No they’re bloody not

Seriously Telegraph, get a grip:

Chinese accused of manipulating steel market to make a killing on the London Metals Exchange

The allegation is about nickel.

The centre of City metal dealing is facing pressure to launch an investigation into the nickel market after it was rocked by a supply shock last year.

Sources told The Sunday Telegraph the European steel association ­Eurofer is among those urging the London Metal Exchange (LME) and Financial Conduct Authority to investigate the nickel market after stockpiles plunged late last year, when Indonesia brought forward an export ban on nickel ore.

A particular steel company is alleged to be involved – by dint of having its own nickel mine in Indonesia – but the allegations simply aren’t about manipulation of the steel market.

That’s point 1, that it’s nickel, not steel.

Point 2 is that the LME does have steel contracts, yes. And nickel’s an input into steel, yes. But the nickel price is only a major input into stainless steels. A useful but not conclusive definition of stainless being steel with a high nickel content.

The LME doesn’t run contracts on stainless steel. Manipulating the LME steel market through nickel is unlikely then.

Now, I don’t expect everyone to know this. But I do expect a journalist writing about the metals market to at least research it enough to get it right. More fool me, eh?

7 thoughts on “No they’re bloody not”

  1. It’s not the Sunday Telegraph that’s accusing the Chinese and it’s not the Sunday Telegraph that’s making Eurofer take the matter up with the LME. The paper is reporting a story rather than making one up.

  2. “It’s not the Sunday Telegraph”

    “The paper is reporting a story rather than making one up.”

    Bullshit. They CHOOSE what they print. The byline doesn’t fvcking matter.

  3. Gamecock – so they are making it up, you reckon?

    THE centre of City metal dealing is facing pressure to launch an investigation into the nickel market after it was rocked by a supply shock last year.

    Sources told The Sunday Telegraph the European steel association Eurofer is among those urging the London Metal Exchange (LME) and Financial Conduct Authority to investigate the nickel market after stockpiles plunged late last year, when Indonesia brought forward an export ban on nickel ore.

    Jim Lennon, a commodities expert at Macquarie, said that in 40 years in metals he has “never seen such a huge inventory move”.

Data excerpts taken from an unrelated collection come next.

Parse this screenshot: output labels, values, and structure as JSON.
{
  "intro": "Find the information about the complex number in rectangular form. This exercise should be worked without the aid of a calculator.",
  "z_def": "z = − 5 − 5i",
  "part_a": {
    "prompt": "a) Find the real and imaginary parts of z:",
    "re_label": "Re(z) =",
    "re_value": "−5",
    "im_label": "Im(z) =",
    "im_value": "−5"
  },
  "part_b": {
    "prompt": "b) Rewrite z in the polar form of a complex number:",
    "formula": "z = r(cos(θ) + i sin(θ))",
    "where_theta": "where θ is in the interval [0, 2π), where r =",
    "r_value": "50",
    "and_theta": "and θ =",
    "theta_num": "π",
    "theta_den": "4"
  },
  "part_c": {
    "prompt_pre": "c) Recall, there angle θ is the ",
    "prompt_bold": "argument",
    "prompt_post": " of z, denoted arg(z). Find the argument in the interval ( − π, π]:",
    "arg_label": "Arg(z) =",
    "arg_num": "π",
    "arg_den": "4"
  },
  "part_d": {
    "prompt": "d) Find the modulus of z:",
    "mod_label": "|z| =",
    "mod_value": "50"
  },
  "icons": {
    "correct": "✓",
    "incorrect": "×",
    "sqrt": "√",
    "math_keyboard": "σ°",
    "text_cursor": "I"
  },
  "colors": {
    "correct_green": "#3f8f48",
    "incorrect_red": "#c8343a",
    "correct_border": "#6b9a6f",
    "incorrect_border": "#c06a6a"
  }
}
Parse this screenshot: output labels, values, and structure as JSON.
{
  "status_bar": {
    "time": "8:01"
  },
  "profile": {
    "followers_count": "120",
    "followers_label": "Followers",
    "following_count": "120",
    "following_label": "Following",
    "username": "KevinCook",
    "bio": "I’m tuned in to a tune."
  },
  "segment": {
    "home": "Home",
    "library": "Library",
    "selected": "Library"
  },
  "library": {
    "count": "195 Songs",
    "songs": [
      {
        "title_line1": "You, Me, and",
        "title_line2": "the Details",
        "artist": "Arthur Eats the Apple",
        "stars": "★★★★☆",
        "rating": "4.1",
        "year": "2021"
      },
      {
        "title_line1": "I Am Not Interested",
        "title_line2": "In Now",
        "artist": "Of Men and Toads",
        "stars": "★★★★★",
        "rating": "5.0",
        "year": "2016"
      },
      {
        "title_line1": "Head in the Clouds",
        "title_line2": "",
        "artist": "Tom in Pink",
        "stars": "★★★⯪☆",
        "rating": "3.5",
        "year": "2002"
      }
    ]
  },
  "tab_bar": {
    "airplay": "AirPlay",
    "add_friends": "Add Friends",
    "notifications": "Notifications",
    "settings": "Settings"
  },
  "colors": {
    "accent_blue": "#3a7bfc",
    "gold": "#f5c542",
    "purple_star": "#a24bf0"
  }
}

    The LME, which is home to the last trading pit in Europe where traders bark out bids and offers, responded to concerns by asking members for details of nickel trades but declined to comment on what it found or if it will launch an inquiry. Nobody has been accused of wrongdoing. One industry executive said steel producers who feel they were left subject to artificially high nickel prices are now losing patience with the exchange’s “silence”. Chinese steel powerhouse Tsingshan reportedly acquired huge stocks of the stainless steel ingredient before the ban was announced last year and rivals are concerned that it pushed up input prices. There are also complaints that it has access to cheaper prices through its Indonesian nickel mine.

    The American Iron and Steel Institute said one of Tsingshan’s steel plants in Indonesia was “heavily promoted and sponsored by the Indonesian government” and financed by China’s Belt and Road programme.

    But metals trader Malcolm Freeman, of Kingdom Futures, accused steel producers of crying “woe is me, it was fixed” because they “missed the boat”.

    Tsingshan could not be reached for comment.

    Does having a game cock entail a lame brain?

  4. ” But metals trader Malcolm Freeman, of Kingdom Futures, accused steel producers of crying “woe is me, it was fixed” because they “missed the boat”.”

    This… The ban on raw ore export seems to have been in place since 2009, but simply hasn’t been enforced up until now. My guess is that is because Indonesia now has the domestic capacity to process the raw ore itself. With , indeed, investment from China.
    Nothing stopped any other steel company doing something similar for over a decade, but they probably expected to be able to browbeat Indonesia into relaxing and/or forgetting that ban. Which was stupid, because from what I can read indonesian ore is the easiest to process into nickel, as such in high demand, and as such commercially viable enough for starting up a program of domestic processing to begin with.

    That this hurts the projected commissions and profits of upsets a bunch of blandjas in London is no skin off their nose, but rather a welcome bonus.

  5. Indonesia is in China? When did the country move?

    Is there a Post-Indonesia Sea now or a “Stop. Hole Ahead” cordon?